Una de las controversias científicas más grandes que tuvo auge para finales de los 1980 fue la posibilidad de poder traer a la vida organismos ya antes extintos. Esto fue gracias a la exitosa novela de Michael Crichton, “Jurassic Park”. El gran éxito de esta novela fue gracias a la integración de técnicas como clonación, secuenciación y PCR a la ciencia ficción. Según Rebecca Tirabassi: “a partir de la década de 1970, con el descubrimiento de enzimas de restricción , enzimas que cortan moléculas de ADN de forma selectiva y específica, la tecnología de ADN recombinante ha crecido exponencial en aplicaciones para la manipulación de ADN” (“Biolabs, N. E.,”n.d.). Seguido por el descubrimiento de estas enzimas para los años 1976- 1977 se procede a lo que se conoce como clonación molecular, que se “refiere al aislamiento de una secuencia de ADN de cualquier especie (a menudo un gen) y su inserción en un vector para la propagación, sin alteración de la secuencia de ADN original”(Tirabassi n.d.). Debido a esto se puede clonar genes en específico de un cierto organismo que se pueden usar para estudiar enfermedades y encontrar beneficios para las mismas, como es el caso de la anemia.
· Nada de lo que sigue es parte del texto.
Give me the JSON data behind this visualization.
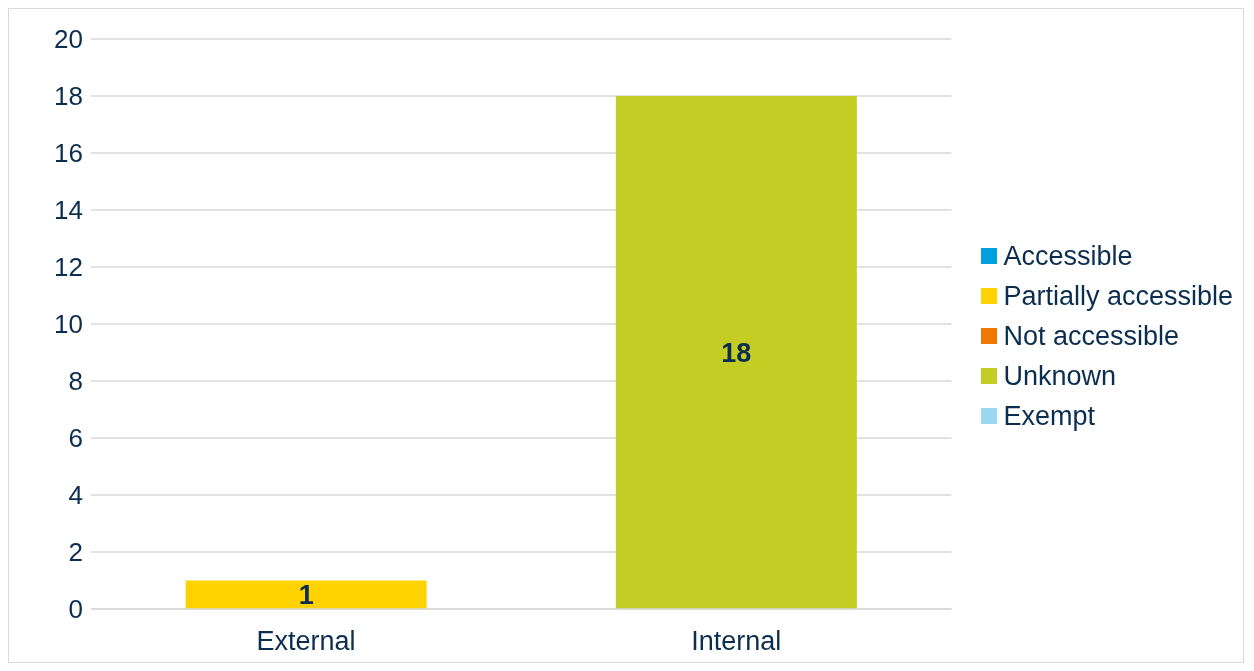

De esta manera, impulsando la necesidad para técnicas que amplifican la razón de genes clonados, aumentando la eficiencia de clonación molecular y otras técnicas.   

Para finales de 1970 se introdujo lo que se conoce como secuenciación de ADN.  Esta técnica consiste en  la capacidad de determinar la secuencia de un segmento de ADN que ha su vez aumenta la fiabilidad y la versatilidad de la clonación molecular. Una vez clonados, “se podía secuenciar clones para identificar si la molécula recombinante era la correcta, identificar, mutaciones en genes y diseñar fácilmente oligonucleótidos basados ​​en la secuencia conocida para experimentos adicionales”(Tirabassi n.d.). Durante los años se vio problemas en obtener lo suficiente ADN para ser utilizado en clonación molecular, dando paso a la creación de uno de los eventos más innovadores de la biotecnología moderna, que es PCR. PCR (polymerase chain reaction) es una técnica desarrollada en Cetus por Kary Mullis y un grupo de científicos, que amplifica grandes porciones de pequeños segmentos de ADN en bien corto tiempo. De esta manera, facilitando la producción de material genético que para esta época era muy difícil obtener.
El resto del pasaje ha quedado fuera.